Kubernetes 秘密真的是秘密吗？

Question

While I developed an API server, I needed to give some account information to API server, which should not be shown to anyone. K8s recommends secret for this kind of situation, so I used.

But I wonder if the secret is really secret. Secret is just base 64 "encoded" text, not "encrypted".

When I see an arbitary secret like below,

namespace: ZGVmYXVsdA==

I can easily know the real value of it by decoding.

namespace: default

In such a this situation, is secret really helpful for security? What I know about the security advantage of secret is that it is on-memory not on-node file system. But I think that is not enough for security.

Thank you.

Answer 1

FromKubernetes Secrets documentation :

Risks

• In the API server, secret data is stored in etcd( by default, etcd data is not encrypted ); therefore:
  1. Administrators should enable encryption at rest for cluster data (requires v1.13 or later).
  2. Administrators should limit access to etcd to admin users.
  3. Administrators may want to wipe/shred disks used by etcd when no longer in use.
  4. If running etcd in a cluster, administrators should make sure to use SSL/TLS for etcd peer-to-peer communication.
• If you configure the secret through a manifest (JSON or YAML) file which has the secret data encoded as base64, sharing this file or checking it in to a source repository means the secret is compromised. Base64 encoding is not an encryption method and is considered the same as plain text.
• Applications still need to protect the value of secret after reading it from the volume, such as not accidentally logging it or transmitting it to an untrusted party.
• A user who can create a Pod that uses a secret can also see the value of that secret. Even if the API server policy does not allow that user to read the Secret, the user could run a Pod which exposes the secret.
• Currently, anyone with root permission on any node can read any secret from the API server , by impersonating the kubelet. It is a planned feature to only send secrets to nodes that actually require them, to restrict the impact of a root exploit on a single node.

Also check great post Can Kubernetes Keep a Secret? It all depends what tool you're using , especcially " What's wrong with Kubernetes plain Secrets? " part..

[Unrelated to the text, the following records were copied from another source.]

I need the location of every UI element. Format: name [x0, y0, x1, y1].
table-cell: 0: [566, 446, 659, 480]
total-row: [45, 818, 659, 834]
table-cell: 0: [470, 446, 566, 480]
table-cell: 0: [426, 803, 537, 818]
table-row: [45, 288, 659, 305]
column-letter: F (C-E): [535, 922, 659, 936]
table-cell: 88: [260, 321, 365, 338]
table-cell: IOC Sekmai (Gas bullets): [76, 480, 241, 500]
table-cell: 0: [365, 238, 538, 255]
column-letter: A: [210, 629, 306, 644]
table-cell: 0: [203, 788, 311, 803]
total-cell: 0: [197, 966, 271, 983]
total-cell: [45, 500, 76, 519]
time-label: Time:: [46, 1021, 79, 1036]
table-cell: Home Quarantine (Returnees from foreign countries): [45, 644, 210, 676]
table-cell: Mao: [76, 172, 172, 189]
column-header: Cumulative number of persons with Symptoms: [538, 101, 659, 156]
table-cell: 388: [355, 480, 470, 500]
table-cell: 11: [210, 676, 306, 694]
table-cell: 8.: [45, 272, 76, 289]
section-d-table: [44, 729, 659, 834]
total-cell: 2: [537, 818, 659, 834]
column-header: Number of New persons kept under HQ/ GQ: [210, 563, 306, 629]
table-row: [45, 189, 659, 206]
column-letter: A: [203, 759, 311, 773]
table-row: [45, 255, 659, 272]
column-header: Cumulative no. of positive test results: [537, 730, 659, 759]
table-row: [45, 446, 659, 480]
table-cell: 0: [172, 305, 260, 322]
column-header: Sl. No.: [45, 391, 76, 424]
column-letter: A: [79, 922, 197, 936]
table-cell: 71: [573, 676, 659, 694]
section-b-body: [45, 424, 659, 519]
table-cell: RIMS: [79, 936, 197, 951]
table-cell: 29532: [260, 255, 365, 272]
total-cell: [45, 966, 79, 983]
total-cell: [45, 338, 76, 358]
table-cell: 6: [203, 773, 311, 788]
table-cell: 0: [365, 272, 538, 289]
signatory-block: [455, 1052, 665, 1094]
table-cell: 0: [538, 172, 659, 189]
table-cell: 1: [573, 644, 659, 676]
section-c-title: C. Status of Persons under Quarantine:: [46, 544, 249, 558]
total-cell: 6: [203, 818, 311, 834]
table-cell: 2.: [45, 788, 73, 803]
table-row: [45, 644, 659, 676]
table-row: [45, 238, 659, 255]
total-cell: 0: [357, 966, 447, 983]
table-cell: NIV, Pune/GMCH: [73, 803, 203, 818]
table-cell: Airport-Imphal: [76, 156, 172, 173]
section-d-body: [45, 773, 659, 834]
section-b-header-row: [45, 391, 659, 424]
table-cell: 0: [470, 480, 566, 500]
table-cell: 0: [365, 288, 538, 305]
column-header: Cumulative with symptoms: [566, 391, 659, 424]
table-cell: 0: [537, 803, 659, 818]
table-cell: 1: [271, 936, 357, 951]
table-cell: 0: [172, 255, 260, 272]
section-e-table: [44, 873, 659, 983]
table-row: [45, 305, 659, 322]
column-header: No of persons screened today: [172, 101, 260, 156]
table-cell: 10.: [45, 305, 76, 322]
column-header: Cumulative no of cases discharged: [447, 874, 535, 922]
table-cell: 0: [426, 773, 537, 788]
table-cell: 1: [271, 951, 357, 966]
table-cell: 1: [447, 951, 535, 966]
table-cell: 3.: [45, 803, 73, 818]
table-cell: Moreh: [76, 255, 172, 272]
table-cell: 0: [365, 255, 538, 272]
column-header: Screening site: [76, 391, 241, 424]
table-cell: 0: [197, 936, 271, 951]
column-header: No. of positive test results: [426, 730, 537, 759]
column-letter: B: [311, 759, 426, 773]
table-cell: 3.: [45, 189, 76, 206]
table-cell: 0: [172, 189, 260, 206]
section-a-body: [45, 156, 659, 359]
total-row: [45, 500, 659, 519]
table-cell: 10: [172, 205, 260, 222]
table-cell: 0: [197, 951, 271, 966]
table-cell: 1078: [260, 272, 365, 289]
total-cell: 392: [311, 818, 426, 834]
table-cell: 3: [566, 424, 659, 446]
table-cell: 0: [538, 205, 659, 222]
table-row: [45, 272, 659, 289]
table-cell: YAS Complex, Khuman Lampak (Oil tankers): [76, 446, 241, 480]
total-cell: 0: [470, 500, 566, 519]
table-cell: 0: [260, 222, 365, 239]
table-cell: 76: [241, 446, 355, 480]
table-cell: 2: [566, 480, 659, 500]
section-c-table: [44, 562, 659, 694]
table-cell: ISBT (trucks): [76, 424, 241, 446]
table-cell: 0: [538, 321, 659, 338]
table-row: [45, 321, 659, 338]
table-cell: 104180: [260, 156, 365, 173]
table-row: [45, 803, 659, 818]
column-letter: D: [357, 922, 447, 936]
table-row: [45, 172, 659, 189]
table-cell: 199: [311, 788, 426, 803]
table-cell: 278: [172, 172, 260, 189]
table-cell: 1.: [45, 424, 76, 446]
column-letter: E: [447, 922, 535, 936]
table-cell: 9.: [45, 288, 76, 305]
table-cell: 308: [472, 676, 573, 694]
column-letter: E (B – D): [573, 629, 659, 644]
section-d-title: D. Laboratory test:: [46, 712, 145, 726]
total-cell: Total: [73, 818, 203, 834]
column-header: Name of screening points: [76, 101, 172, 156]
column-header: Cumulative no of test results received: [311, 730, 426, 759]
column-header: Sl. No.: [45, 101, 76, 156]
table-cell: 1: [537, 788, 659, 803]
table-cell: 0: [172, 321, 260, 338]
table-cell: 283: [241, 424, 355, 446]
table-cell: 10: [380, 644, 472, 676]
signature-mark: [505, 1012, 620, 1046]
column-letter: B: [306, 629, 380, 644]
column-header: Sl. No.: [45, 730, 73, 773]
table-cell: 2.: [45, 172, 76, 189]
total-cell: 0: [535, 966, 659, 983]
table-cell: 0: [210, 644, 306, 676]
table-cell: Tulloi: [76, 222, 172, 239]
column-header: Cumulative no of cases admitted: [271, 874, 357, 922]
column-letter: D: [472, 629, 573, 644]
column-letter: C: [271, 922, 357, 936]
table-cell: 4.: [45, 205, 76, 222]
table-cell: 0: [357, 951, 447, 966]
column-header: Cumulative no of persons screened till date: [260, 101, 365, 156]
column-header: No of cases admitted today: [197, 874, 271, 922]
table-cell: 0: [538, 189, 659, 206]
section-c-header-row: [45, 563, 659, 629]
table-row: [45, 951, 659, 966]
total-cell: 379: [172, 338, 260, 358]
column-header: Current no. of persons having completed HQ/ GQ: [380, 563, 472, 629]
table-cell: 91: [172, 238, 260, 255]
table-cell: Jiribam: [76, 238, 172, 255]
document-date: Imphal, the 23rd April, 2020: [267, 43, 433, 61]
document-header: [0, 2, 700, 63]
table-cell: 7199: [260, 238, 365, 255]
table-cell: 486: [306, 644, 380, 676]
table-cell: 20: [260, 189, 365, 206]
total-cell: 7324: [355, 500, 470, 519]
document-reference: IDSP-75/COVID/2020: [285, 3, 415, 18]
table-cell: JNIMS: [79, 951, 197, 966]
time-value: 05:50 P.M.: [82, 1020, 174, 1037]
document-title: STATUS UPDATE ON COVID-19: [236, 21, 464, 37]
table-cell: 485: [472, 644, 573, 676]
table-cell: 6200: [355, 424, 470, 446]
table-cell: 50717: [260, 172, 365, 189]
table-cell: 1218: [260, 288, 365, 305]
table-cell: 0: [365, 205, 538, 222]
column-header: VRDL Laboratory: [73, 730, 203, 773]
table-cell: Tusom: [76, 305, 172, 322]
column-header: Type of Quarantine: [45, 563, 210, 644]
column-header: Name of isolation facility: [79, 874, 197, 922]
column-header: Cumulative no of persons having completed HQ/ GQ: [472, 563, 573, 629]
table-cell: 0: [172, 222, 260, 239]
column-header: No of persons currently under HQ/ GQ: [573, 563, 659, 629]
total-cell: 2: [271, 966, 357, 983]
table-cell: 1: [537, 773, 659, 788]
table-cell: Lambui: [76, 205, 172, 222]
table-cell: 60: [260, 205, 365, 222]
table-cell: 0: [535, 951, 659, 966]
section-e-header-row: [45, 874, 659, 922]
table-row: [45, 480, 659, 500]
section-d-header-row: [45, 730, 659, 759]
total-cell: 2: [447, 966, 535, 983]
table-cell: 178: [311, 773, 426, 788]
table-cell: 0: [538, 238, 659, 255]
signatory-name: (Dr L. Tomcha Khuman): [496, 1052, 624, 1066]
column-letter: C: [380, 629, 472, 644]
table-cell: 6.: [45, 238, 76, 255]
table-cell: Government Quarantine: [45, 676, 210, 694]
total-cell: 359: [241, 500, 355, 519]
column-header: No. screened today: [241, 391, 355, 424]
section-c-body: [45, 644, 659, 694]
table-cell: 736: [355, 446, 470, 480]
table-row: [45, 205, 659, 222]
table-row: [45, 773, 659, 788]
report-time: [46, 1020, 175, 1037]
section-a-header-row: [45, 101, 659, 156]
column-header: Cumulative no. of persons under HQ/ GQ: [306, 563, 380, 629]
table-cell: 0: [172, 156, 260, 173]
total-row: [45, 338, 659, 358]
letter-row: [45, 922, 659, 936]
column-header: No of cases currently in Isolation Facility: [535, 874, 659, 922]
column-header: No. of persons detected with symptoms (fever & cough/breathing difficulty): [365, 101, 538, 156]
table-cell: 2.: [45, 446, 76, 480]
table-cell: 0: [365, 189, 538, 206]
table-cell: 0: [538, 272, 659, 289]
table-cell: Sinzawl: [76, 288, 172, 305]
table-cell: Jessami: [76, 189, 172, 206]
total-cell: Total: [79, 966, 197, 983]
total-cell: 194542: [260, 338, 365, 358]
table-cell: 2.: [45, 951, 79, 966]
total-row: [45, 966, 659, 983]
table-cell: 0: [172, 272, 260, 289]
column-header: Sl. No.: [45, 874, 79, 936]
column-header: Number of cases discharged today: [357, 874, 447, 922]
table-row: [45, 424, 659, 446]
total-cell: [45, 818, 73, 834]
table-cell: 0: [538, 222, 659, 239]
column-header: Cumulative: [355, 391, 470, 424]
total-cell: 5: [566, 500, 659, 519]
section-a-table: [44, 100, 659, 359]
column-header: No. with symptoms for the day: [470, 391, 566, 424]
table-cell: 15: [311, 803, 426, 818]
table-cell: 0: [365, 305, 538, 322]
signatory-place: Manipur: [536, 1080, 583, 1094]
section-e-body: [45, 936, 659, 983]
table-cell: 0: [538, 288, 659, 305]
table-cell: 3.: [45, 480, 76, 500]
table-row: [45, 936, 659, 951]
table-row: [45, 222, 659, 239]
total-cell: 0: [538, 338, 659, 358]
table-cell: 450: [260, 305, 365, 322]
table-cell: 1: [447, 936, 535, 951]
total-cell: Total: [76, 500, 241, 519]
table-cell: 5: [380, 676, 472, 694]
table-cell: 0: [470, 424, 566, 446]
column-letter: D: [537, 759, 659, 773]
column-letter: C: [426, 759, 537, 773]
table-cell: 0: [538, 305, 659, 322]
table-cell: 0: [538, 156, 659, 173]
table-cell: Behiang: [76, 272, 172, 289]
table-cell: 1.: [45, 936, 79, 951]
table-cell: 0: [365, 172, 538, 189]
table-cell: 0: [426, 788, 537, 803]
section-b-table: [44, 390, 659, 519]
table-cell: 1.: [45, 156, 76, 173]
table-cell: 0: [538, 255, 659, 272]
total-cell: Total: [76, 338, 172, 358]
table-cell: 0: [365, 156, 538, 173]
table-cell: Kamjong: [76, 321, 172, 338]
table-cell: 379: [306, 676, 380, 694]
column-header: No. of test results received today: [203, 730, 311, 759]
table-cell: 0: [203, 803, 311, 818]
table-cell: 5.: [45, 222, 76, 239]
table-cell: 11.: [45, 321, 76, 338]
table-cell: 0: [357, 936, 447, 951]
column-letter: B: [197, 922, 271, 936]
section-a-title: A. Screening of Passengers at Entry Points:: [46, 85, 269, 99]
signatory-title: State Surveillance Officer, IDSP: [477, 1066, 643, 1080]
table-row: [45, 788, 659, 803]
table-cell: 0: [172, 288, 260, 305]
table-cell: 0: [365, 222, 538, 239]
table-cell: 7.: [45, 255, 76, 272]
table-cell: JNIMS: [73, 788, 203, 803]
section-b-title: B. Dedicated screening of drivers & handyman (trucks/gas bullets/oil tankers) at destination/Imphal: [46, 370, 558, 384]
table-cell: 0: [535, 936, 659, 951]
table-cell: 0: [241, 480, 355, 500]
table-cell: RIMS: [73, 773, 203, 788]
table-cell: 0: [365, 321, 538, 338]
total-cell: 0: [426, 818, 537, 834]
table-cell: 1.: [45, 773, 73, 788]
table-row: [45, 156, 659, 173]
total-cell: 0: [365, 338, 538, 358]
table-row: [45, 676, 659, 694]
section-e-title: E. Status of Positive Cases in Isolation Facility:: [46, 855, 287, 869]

I hope that answered your question, but generally @Harsh Manvar is right: you should have an access first to that secret.

Answer 2

You should limit access using authorization policies such as RBAC.

You'll need to create a Role/ClusterRole with appropriate permissions and then bind (using RoleBinding/ClusterRoleBinding ) that to a user and/or a service account (can be used in pod definition then), depending on your use case.

You can look at the documentation here to create Role & ClusterRole and the docs here for RoleBinding and ClusterRoleBinding.